2022 · Wang — Regulation of chlorothalonil degradation by molecular hydrogen
Super-Abstract
This in-vitro and plant study shows that molecular hydrogen accelerates the breakdown of the fungicide chlorothalonil in several crop plants — including tomato, rice, and cabbage — without reducing the pesticide's antifungal effectiveness. The mechanism involves H₂-stimulated brassinosteroid hormones that upregulate detoxification enzymes. This is a plant biology study with no direct relevance to human health therapy. (Journal of Hazardous Materials, 2022.)
Commentary
Chlorothalonil (CHT) is a broad-spectrum organochlorine fungicide widely used in agriculture; it accumulates in plants and the food chain, raising regulatory and consumer safety concerns. This study explores whether molecular hydrogen — already known to influence plant growth signaling — can enhance CHT detoxification in plants without compromising crop protection. The study uses both pharmacological manipulation (external H₂ treatment) and genetic engineering (overexpression of hydrogenase from Chlamydomonas reinhardtii in Arabidopsis) to increase H₂ levels, confirming that the observed effects are H₂-specific. The identified mechanism runs through brassinosteroids (BRs) — plant steroid hormones — which, when stimulated by H₂, upregulate genes encoding detoxification enzymes. An important nuance: the antifungal activity of CHT was not reduced by H₂ treatment, meaning the fungicide still works while the plant degrades it more efficiently. Seven crop species were tested, suggesting the mechanism is broadly applicable. This study is firmly within plant physiology and agricultural chemistry — it does not investigate any human health endpoint.
Key quotes
- „H2 enhances the degradation of the fungicide chlorothalonil (CHT) in plants, but does not reduce its antifungal efficacy.“ — the practical finding: faster pesticide breakdown without losing crop protection
- „both exogenously and endogenously applied with H2 could stimulate degradation of CHT partially via BR-dependent detoxification.“ — mechanism confirmed via brassinosteroid pathway
- „These results may open a new window for environmental-friendly hydrogen-based agriculture.“ — authors' broader implication for sustainable farming
Our assessment
This is a plant biology and agricultural chemistry study — not a hydrogen-medicine or human health study. Its relevance is to sustainable agriculture and pesticide safety in the food chain. No human health endpoints are assessed. The scientific contribution lies in identifying H₂ as a potential tool to reduce pesticide residues in crops without compromising fungicidal protection, which is a valid and interesting applied finding.
Study design
- Type: in-vitro plant study (in-vivo plant experiments + pharmacological/genetic manipulation) · Model: multiple crop species (tomato, Arabidopsis, Chinese cabbage, cucumber, radish, alfalfa, rice, rapeseed) · H₂ delivery: exogenous H₂ gas exposure to plants + genetic hydrogenase overexpression (CrHYD1)

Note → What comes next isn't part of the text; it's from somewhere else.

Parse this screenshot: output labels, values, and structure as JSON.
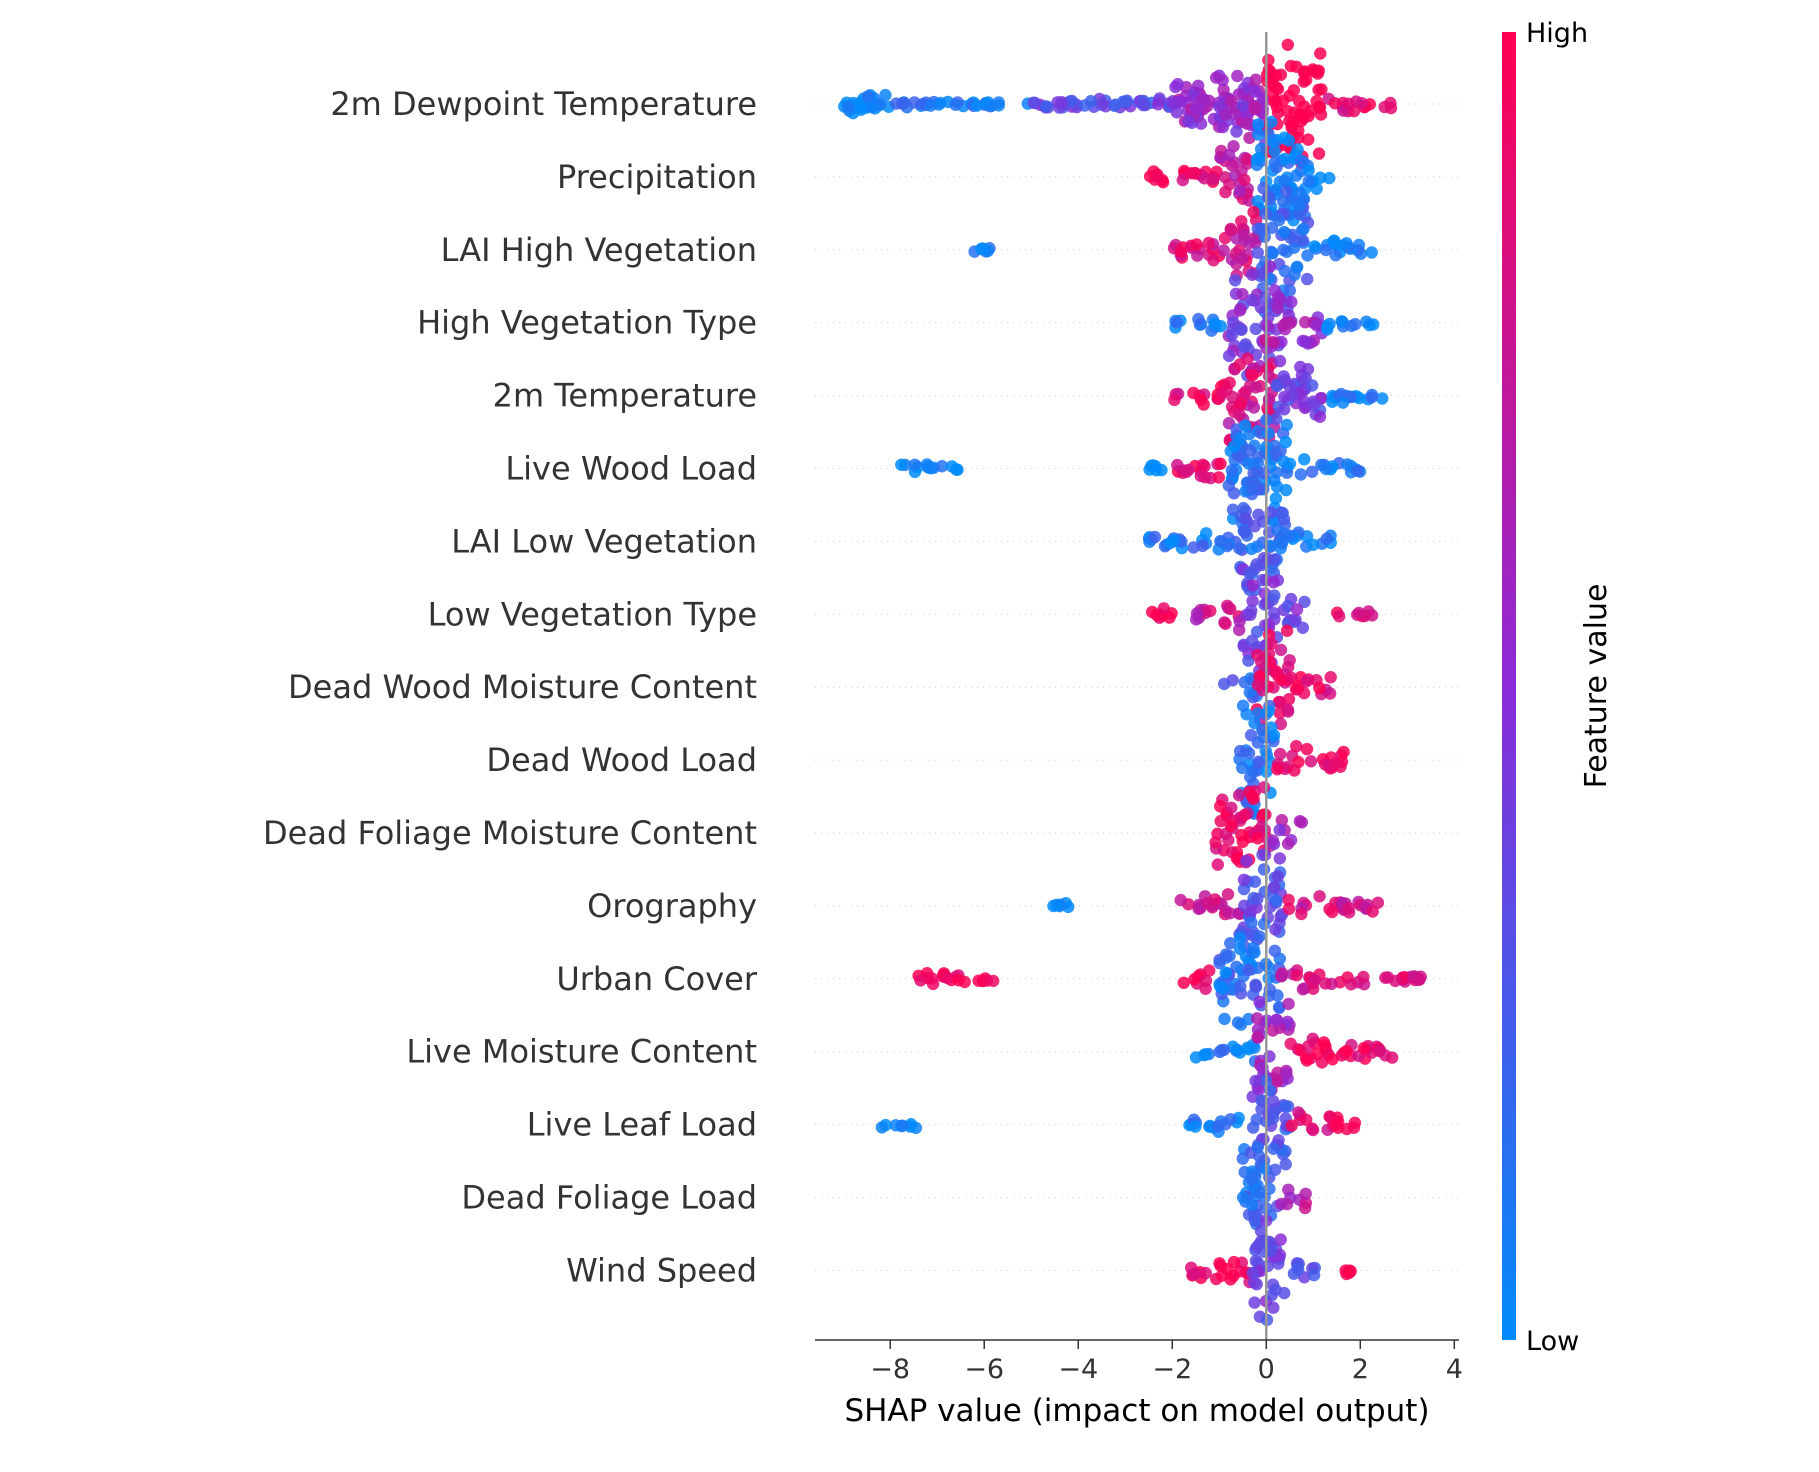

- Result: H₂ enhanced CHT degradation in all tested species; antifungal efficacy of CHT preserved; brassinosteroid (BR) pathway identified as mediator; endogenous H₂ elevation via CrHYD1 overexpression confirmed effect; opposite results after BR removal
Abstract
Pesticides can accumulate throughout the food chain to potentially endanger human health. Although molecular hydrogen (H2) is widely used in industry and medicine, its application in agriculture is just beginning. This study showed that H2 enhances the degradation of the fungicide chlorothalonil (CHT) in plants, but does not reduce its antifungal efficacy. Pharmacological evidence confirmed the contribution of H2-stimulated brassinosteroids (BRs) in the above responses. The genetic increased endogenous H2 with overexpression of hydrogenase 1 gene (CrHYD1) from Chlamydomonas reinhardtii in Arabidopsis not only increased BRs levels, but also eventually intensified the degradation of CHT. Expression of genes encoding some enzymes responsible for detoxification in tomato and Arabidopsis were also stimulated. Contrasting responses were observed after the pharmacological removal of endogenous BR. We further proved that H2 control of CHT degradation was relatively universal, with at least since its degradation in Chinese cabbage, cucumber, radish, alfalfa, rice, and rapeseed were differentially enhanced by H2. Collectively, above results clearly indicated that both exogenously and endogenously applied with H2 could stimulate degradation of CHT partially via BR-dependent detoxification. These results may open a new window for environmental-friendly hydrogen-based agriculture.